Après le fort redressement enregistré en 2010, le marché immobilier devrait entrer dans une phase de stabilisation en 2011-2012, selon une étude publiée par le Crédit Agricole.

"Les taux de crédit habitat remontent graduellement, les avantages fiscaux vont devenir moins attractifs et l’effet « valeur refuge » devrait moins jouer", explique Olivier Eluère, économiste chez Crédit Agricole. Selon lui,  les prix sont  surévalués (de l’ordre de 15% en France et 35% à Paris) et le taux de chômage va rester assez élevé ( 9% en moyenne en 2011), ce qui devrait conduire à une demande "moins forte et plus hésitante".

Les premiers signes de tassement des ventes et de freinage des prix sont d'ores et déjà visibles au bilan du premier trimestre 2011, après la forte accélération constatée l’année dernière notamment dans l’ancien, avec des ventes en hausse de 32% et une croissance des prix de 9,5%.

D'après les analystes, ce mouvement devrait se poursuivre au cours des prochains mois, compte tenu de la hausse prévue des taux trois mois et dix ans.  Selon l'étude, le taux Euribor trois mois devrait remonter à 2,25% fin 2011 et 3% fin 2012, contre 1% fin 2010, et les taux dix ans à 4,20%, puis 4,40% (contre 3,30%).

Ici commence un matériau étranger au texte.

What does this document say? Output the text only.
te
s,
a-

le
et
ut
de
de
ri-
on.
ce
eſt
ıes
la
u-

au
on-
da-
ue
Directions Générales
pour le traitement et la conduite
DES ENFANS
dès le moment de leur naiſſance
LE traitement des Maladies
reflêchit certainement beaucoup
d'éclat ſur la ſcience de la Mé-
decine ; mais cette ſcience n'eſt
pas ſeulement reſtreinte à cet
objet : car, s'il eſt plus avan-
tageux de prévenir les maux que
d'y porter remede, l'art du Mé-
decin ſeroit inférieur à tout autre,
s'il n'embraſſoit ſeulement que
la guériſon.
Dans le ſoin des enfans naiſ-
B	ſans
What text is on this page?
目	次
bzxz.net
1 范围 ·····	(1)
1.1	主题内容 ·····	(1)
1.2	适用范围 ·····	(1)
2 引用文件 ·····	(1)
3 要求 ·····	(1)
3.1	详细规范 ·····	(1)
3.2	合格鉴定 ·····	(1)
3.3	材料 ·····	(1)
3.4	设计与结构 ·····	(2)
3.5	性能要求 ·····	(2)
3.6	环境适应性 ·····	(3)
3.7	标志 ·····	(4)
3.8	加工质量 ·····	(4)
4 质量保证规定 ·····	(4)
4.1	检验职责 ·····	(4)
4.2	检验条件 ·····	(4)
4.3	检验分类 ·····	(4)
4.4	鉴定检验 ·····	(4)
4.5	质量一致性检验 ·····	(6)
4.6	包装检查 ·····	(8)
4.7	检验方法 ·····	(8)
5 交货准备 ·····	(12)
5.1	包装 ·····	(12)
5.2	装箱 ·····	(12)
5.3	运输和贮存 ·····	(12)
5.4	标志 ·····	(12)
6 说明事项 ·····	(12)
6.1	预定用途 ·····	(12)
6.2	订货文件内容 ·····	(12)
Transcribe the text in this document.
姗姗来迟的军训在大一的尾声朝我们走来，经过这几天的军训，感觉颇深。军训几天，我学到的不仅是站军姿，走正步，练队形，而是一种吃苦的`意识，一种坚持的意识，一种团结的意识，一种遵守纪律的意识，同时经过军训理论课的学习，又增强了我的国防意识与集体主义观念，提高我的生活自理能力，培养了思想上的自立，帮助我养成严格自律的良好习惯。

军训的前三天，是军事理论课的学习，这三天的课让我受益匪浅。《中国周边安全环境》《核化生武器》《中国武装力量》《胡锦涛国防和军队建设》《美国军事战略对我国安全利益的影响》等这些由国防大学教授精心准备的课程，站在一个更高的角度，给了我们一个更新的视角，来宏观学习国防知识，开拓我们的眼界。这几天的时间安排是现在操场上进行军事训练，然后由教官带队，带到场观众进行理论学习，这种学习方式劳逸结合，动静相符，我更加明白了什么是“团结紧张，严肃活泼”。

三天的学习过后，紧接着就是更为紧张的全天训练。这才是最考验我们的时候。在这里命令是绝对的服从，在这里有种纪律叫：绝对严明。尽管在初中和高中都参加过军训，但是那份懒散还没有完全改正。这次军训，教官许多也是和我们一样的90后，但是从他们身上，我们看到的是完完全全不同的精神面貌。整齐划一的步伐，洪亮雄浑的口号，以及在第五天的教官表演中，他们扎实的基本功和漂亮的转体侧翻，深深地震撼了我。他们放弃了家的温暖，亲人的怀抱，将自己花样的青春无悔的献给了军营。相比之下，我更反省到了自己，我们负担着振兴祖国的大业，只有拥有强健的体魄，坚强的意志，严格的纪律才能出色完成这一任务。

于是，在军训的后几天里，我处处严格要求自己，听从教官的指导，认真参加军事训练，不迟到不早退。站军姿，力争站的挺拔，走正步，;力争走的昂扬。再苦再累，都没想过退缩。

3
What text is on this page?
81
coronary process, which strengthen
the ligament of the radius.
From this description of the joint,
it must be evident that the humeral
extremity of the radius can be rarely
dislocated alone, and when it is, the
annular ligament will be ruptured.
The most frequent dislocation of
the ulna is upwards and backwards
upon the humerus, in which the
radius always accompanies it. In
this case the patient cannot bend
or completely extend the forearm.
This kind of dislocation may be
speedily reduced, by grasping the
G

Toutefois, une correction marquée du marché semble "assez peu probable", estiment les économistes du Crédit Agricole.

"On pourrait plutôt retrouver un processus de soft landing comparable à celui observé en 2006-2007 : le marché reste porteur mais les acheteurs sont moins nombreux, plus exigeants et attentistes, l’offre un peu plus large et les prix en hausse modérée, de l’ordre de +5% en 2011 et +2% en 2012 », conclut Olivier Eluère.